The brother-in-law fixed her a small shop at the golai. Just on the side of the road, in the land that belonged to the government. She forced the husband to build her the hut. He had wanted her to sleep in the shop itself! An endless making and selling of alu thukpa began. Sometimes he stole the small fortune from under the bora where she kept it hidden. Disappeared for days, probably back to the first wife. Returned drunk. In the month when his liver burst, he moved to the golai permanently. It was a relief when he died.

The two sons were also born here. The elder one had gone looking for a job at the NHPC site on the river Teesta. Returned with a woman from the nearby kamaan a couple of months later.  A week later maharani was sound asleep when she returned from the shop. Dinner uncooked, vessels unwashed. She could go back to the kamaan where she belonged! She wasn’t obliged in any way to feed such useless folk! The son left with his wife early morning. The younger one had been taken in by the orphanage uphill. He had been studying when he decided to go look for work in Kolkata. They said he worked in a hotel there. He didn’t come home for the last dasain too.

Lina had finally collected the money. Now she needed to place it in the boju’s hands, where it belonged. After school, she made her way down the steep slope. There was a crowd gathered outside the hut.

“What an unfortunate old woman. Suffered all her life.”

“But a fortunate death nevertheless. Passed away quietly in sleep. No diseased ending, no trouble to anyone.”

“If you break down that ramshackle shop, the property will be of high value. Roadside afterall.”

“Do you want some tea bara?” The brother-in-law’s daughter was roaming around, kettle in hand, filling tea into the glasses. It was a cold day.

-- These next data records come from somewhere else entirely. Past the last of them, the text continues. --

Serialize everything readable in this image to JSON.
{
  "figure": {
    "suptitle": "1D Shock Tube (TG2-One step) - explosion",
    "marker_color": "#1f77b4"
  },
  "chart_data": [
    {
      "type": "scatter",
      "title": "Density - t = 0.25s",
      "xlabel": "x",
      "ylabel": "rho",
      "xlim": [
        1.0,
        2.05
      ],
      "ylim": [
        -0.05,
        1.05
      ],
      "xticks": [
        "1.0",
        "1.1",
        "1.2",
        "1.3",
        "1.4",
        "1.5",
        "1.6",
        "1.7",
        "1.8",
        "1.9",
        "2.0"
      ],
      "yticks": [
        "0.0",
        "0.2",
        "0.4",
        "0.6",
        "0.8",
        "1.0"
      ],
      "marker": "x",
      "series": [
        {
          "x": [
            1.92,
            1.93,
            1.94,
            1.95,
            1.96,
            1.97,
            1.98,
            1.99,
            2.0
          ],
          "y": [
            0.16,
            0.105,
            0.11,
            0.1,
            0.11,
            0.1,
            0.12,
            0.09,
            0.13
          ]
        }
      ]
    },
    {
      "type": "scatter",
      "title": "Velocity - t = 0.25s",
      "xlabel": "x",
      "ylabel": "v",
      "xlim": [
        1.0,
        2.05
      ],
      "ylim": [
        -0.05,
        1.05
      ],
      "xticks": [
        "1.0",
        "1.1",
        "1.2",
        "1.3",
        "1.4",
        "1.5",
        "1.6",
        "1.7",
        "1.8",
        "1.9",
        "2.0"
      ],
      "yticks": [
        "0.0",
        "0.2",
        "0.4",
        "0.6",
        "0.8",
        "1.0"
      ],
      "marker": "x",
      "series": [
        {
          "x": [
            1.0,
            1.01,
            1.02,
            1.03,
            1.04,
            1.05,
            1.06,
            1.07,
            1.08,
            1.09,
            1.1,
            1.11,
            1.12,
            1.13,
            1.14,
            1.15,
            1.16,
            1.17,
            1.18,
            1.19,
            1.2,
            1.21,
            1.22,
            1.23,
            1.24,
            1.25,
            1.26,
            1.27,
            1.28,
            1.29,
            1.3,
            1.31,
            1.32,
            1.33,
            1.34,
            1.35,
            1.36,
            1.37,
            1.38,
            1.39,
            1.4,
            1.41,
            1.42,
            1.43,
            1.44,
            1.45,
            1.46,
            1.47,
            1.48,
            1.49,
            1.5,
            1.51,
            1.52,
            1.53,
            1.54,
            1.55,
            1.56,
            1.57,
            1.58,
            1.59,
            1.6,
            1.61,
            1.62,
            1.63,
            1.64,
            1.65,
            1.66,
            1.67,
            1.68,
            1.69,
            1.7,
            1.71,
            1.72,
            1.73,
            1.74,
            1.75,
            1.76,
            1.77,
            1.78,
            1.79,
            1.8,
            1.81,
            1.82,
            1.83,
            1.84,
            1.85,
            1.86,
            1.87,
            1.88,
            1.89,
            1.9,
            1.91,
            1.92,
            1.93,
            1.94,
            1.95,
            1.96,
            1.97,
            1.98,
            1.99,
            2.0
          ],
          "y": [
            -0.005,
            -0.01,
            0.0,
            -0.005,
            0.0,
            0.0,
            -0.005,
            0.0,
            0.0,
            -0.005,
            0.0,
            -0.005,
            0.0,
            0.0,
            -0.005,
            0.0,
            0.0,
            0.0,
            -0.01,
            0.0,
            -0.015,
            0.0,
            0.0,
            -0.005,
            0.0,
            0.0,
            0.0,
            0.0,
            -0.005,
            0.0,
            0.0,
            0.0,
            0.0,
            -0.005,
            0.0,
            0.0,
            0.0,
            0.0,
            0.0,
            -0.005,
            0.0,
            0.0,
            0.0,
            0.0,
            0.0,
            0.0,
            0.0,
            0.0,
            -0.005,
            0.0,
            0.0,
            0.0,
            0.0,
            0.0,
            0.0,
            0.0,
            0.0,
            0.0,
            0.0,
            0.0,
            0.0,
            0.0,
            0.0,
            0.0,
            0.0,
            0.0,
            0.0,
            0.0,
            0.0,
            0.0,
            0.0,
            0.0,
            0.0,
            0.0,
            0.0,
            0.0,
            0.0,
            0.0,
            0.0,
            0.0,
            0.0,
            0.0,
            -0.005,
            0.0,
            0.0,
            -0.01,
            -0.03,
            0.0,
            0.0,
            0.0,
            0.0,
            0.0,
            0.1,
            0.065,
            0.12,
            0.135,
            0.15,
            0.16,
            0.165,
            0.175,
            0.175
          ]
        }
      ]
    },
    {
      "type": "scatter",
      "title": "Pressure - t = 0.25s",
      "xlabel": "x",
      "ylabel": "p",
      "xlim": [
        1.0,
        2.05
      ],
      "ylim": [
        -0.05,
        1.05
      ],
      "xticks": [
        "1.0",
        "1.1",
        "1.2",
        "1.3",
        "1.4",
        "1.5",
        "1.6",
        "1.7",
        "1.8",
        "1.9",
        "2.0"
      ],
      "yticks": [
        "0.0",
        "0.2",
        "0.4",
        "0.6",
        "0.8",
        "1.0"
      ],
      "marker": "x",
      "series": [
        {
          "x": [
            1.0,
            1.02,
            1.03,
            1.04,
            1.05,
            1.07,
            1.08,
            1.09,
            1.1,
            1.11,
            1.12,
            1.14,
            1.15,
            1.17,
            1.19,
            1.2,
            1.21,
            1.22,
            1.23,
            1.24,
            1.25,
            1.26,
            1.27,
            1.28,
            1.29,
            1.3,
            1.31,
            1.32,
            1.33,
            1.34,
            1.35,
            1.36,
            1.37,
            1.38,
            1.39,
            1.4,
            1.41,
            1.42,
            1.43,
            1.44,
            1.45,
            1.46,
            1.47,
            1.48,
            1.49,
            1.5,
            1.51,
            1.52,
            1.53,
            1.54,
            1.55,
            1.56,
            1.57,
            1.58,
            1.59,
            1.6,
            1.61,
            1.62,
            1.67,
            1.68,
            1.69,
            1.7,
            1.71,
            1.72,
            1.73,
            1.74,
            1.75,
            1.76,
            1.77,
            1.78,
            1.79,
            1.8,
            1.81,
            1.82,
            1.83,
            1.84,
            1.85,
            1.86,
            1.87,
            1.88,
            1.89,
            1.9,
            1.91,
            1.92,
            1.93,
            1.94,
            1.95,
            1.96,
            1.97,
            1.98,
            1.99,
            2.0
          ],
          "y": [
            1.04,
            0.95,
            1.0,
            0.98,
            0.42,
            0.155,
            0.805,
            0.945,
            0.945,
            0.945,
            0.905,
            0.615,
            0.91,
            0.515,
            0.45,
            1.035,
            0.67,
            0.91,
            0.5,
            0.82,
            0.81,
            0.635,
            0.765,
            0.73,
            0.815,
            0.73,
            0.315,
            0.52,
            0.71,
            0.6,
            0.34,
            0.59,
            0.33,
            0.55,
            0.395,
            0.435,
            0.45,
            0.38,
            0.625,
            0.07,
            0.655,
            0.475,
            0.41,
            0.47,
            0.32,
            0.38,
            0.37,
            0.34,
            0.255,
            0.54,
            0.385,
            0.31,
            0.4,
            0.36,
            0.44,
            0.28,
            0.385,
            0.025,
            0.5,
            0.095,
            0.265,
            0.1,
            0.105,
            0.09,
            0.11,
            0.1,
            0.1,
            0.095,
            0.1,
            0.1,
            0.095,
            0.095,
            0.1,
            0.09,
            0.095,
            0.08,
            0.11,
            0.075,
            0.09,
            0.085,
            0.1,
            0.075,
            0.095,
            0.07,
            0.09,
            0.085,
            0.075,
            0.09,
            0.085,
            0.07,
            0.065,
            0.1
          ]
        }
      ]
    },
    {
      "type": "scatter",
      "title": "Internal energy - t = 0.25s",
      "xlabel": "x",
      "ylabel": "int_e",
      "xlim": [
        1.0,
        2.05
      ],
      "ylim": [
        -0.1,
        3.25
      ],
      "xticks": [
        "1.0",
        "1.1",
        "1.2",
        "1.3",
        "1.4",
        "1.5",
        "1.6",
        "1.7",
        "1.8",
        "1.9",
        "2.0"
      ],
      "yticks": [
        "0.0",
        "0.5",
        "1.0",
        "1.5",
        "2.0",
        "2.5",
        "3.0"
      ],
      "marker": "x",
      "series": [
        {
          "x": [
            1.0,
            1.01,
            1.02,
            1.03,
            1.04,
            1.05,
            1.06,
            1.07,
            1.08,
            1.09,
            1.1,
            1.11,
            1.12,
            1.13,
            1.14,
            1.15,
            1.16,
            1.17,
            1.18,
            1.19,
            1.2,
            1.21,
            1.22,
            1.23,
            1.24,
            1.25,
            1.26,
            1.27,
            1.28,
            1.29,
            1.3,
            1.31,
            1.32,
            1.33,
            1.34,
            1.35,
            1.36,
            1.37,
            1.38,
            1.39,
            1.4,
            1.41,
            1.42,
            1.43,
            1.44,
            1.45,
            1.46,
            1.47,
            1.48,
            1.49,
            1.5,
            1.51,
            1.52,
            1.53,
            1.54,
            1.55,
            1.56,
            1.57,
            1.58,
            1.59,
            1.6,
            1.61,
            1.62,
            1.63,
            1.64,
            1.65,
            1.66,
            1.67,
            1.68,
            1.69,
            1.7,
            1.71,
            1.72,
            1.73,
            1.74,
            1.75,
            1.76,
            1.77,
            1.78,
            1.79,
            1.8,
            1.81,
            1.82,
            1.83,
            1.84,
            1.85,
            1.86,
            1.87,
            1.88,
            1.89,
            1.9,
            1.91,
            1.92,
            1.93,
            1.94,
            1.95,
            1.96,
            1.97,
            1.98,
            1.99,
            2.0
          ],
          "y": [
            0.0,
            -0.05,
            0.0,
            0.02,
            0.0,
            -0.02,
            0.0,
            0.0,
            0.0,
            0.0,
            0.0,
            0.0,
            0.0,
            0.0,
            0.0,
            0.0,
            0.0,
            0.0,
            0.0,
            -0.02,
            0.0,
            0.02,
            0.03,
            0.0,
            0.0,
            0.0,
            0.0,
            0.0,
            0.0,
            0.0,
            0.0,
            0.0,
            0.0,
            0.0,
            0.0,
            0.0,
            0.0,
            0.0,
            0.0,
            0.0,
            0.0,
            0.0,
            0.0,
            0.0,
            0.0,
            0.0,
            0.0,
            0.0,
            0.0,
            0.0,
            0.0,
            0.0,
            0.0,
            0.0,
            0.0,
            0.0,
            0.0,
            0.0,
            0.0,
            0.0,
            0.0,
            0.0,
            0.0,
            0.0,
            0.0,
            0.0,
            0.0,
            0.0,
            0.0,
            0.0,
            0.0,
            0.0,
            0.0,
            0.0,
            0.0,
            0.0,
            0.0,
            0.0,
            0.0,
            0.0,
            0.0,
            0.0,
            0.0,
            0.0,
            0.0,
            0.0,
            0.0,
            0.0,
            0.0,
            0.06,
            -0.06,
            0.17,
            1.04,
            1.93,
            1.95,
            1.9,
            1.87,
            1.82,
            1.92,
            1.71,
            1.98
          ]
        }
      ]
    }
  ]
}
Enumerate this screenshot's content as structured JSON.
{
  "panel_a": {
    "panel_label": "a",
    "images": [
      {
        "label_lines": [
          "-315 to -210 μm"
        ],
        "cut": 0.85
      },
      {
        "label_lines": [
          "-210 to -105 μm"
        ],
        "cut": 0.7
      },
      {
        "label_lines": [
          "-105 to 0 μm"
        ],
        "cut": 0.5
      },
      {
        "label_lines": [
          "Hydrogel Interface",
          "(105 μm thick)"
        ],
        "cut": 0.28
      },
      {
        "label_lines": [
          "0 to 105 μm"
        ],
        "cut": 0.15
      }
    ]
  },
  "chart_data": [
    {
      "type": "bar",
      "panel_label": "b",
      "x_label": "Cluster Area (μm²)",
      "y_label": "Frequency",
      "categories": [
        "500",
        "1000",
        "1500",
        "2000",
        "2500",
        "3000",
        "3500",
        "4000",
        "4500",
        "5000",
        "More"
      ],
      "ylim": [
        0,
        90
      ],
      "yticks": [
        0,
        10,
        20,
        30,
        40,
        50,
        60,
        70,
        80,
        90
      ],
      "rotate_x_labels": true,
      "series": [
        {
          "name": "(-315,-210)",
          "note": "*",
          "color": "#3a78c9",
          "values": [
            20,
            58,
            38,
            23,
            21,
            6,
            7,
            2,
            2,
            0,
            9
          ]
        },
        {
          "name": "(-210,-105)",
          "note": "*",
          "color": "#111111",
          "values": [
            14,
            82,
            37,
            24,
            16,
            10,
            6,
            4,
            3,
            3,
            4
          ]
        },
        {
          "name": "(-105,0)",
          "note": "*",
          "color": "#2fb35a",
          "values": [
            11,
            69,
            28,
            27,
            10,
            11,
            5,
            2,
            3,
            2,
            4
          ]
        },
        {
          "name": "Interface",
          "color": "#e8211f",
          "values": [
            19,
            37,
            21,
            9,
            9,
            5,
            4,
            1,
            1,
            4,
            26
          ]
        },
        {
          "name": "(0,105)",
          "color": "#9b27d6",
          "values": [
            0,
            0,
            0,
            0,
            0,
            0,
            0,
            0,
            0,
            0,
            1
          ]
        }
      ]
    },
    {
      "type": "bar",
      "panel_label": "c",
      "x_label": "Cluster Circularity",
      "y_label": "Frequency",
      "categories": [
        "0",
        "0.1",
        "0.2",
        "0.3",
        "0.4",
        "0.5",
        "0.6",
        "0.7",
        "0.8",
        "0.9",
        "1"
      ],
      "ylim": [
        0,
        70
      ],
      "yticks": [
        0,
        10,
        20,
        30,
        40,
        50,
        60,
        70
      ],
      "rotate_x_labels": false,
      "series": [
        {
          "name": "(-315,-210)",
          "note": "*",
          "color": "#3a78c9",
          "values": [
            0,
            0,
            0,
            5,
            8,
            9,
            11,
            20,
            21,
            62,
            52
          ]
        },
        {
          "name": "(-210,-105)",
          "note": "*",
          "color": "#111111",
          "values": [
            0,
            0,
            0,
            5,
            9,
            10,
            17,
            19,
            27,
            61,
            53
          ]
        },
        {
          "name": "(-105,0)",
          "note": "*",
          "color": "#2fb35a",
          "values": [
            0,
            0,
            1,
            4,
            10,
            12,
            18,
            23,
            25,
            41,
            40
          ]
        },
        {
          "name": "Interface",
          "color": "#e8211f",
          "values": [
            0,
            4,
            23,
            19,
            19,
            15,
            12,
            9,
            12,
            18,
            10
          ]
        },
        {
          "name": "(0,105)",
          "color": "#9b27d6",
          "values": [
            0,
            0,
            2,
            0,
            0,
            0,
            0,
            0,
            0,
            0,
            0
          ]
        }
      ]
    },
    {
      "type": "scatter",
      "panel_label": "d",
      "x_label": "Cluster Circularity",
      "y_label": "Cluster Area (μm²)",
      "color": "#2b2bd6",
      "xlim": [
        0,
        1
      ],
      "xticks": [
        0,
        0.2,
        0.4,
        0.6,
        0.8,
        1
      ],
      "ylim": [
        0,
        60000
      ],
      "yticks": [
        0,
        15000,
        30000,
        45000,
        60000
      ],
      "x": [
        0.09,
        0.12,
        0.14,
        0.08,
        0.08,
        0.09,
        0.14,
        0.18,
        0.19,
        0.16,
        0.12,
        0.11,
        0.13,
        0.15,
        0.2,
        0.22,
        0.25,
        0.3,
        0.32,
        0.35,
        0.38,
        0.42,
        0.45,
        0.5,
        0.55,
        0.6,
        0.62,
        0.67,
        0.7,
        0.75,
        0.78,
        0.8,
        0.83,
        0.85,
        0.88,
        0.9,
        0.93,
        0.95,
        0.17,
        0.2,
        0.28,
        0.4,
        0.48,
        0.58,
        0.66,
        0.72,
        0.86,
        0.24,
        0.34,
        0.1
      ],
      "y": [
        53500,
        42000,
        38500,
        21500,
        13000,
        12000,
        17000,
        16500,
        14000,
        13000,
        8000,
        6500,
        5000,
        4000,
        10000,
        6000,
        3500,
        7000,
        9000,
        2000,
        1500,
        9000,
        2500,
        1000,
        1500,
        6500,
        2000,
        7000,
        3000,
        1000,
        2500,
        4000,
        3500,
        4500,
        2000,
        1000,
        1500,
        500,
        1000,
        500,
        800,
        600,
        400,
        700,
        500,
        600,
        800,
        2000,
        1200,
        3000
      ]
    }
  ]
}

This was her funeral ceremony. She had died the night when it rained heavily. The brother-in-law discovered only two days later when he saw the shop shut for two whole days. She lay there on the mattress, the room reeking with her death. He had cremated the body and this was the ceremony held for the entire samaj a couple of days later.

Lina went in clutching those coins. Those vessels lay there, unwashed, remnants of the red alu dum like plastered mud. The mattress filled the rest of the room. She went and hid the money. Just as she had seen the boju hide hers, under the bora, below those vessels.